Screen media materials in the waiting areas
The project provided media materials with entertainment-education content on family planning for screening in the waiting areas. The media materials include the Get-It-Together family planning songs, Newman Street TV, Wise Woman’s Diary video and a FP provider’s video.
One key challenge was how to ensure the facility staff routinely show the media materials. This was addressed by integrating the edutainment videos as part of the health talks provided during clinic days.
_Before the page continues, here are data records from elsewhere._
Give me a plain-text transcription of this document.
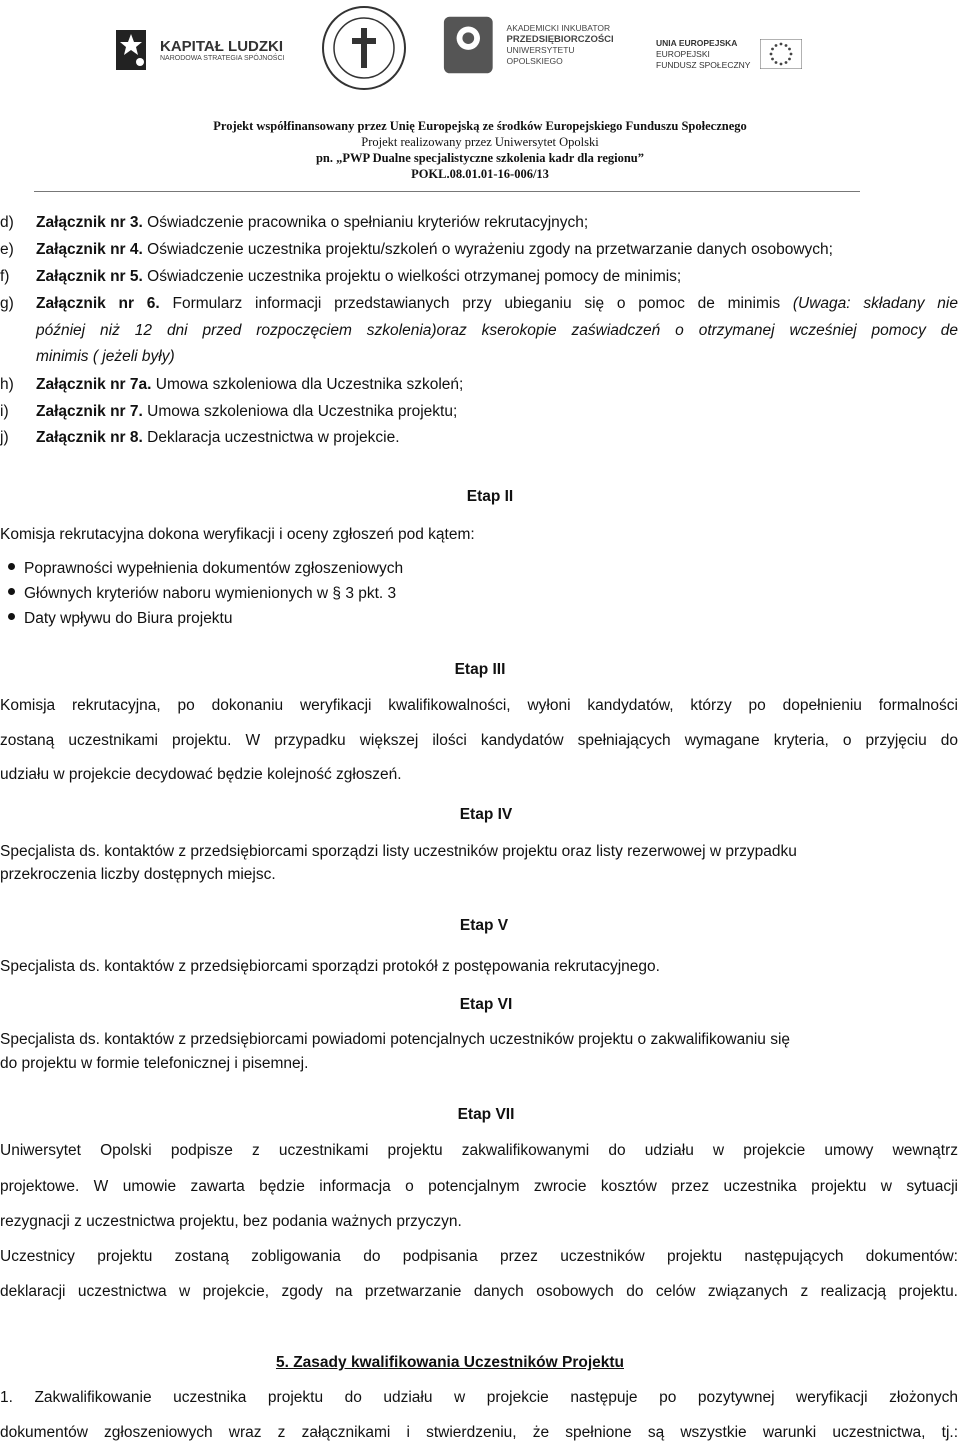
KAPITAŁ LUDZKI
NARODOWA STRATEGIA SPÓJNOŚCI
AKADEMICKI INKUBATOR
PRZEDSIĘBIORCZOŚCI
UNIWERSYTETU OPOLSKIEGO
UNIA EUROPEJSKA
EUROPEJSKI
FUNDUSZ SPOŁECZNY
Projekt współfinansowany przez Unię Europejską ze środków Europejskiego Funduszu Społecznego
Projekt realizowany przez Uniwersytet Opolski
pn. „PWP Dualne specjalistyczne szkolenia kadr dla regionu”
POKL.08.01.01-16-006/13
d) Załącznik nr 3. Oświadczenie pracownika o spełnianiu kryteriów rekrutacyjnych;
e) Załącznik nr 4. Oświadczenie uczestnika projektu/szkoleń o wyrażeniu zgody na przetwarzanie danych osobowych;
f) Załącznik nr 5. Oświadczenie uczestnika projektu o wielkości otrzymanej pomocy de minimis;
g) Załącznik nr 6. Formularz informacji przedstawianych przy ubieganiu się o pomoc de minimis (Uwaga: składany nie
później niż 12 dni przed rozpoczęciem szkolenia)oraz kserokopie zaświadczeń o otrzymanej wcześniej pomocy de
minimis ( jeżeli były)
h) Załącznik nr 7a. Umowa szkoleniowa dla Uczestnika szkoleń;
i) Załącznik nr 7. Umowa szkoleniowa dla Uczestnika projektu;
j) Załącznik nr 8. Deklaracja uczestnictwa w projekcie.
Etap II
Komisja rekrutacyjna dokona weryfikacji i oceny zgłoszeń pod kątem:
Poprawności wypełnienia dokumentów zgłoszeniowych
Głównych kryteriów naboru wymienionych w § 3 pkt. 3
Daty wpływu do Biura projektu
Etap III
Komisja rekrutacyjna, po dokonaniu weryfikacji kwalifikowalności, wyłoni kandydatów, którzy po dopełnieniu formalności
zostaną uczestnikami projektu. W przypadku większej ilości kandydatów spełniających wymagane kryteria, o przyjęciu do
udziału w projekcie decydować będzie kolejność zgłoszeń.
Etap IV
Specjalista ds. kontaktów z przedsiębiorcami sporządzi listy uczestników projektu oraz listy rezerwowej w przypadku
przekroczenia liczby dostępnych miejsc.
Etap V
Specjalista ds. kontaktów z przedsiębiorcami sporządzi protokół z postępowania rekrutacyjnego.
Etap VI
Specjalista ds. kontaktów z przedsiębiorcami powiadomi potencjalnych uczestników projektu o zakwalifikowaniu się
do projektu w formie telefonicznej i pisemnej.
Etap VII
Uniwersytet Opolski podpisze z uczestnikami projektu zakwalifikowanymi do udziału w projekcie umowy wewnątrz
projektowe. W umowie zawarta będzie informacja o potencjalnym zwrocie kosztów przez uczestnika projektu w sytuacji
rezygnacji z uczestnictwa projektu, bez podania ważnych przyczyn.
Uczestnicy projektu zostaną zobligowania do podpisania przez uczestników projektu następujących dokumentów:
deklaracji uczestnictwa w projekcie, zgody na przetwarzanie danych osobowych do celów związanych z realizacją projektu.
5. Zasady kwalifikowania Uczestników Projektu
1. Zakwalifikowanie uczestnika projektu do udziału w projekcie następuje po pozytywnej weryfikacji złożonych
dokumentów zgłoszeniowych wraz z załącznikami i stwierdzeniu, że spełnione są wszystkie warunki uczestnictwa, tj.:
Ensuring prompt referral for family planning during MCH clinics
Antenatal and Immunization clinic days are a great avenue to refer post-pregnancy clients for family planning services. These mobilization activities, most especially during immunization clinics, lead to completed referrals and sometimes immediate FP method uptake, as most of the women are now aware of the risk of another pregnancy soon after delivery. These women are provided with the referral cards, which are collected after the visit to the trained provider.
Key Life Events (KLEs)
Celebration of key life events, such as baby naming ceremonies creates an avenue to engage the newly delivered mother, family and guests in discussions about family planning/modern contraceptives. The event is used to reach prospective clients with the right information about FP, dispel myths and misconceptions and explain the different FP methods and their benefit.
Attendees also receive information about where to access FP services. Social and behavioral change communication (SBCC) materials are distributed during the events with the presentation of branded gift materials to the couple.
KLE at Agege LGA
KLE at Oshodi-Isolo LGA
KLE at Alimosho LGA
Facility-initiated outreaches are conducted to create awareness on family planning services with technical support from the project. The facility staff go into the communities to educate people about FP and refer for balanced counselling. SBCC materials are distributed during the community activity. The project also developed how-to-do guide to support facilities to independently conduct outreaches.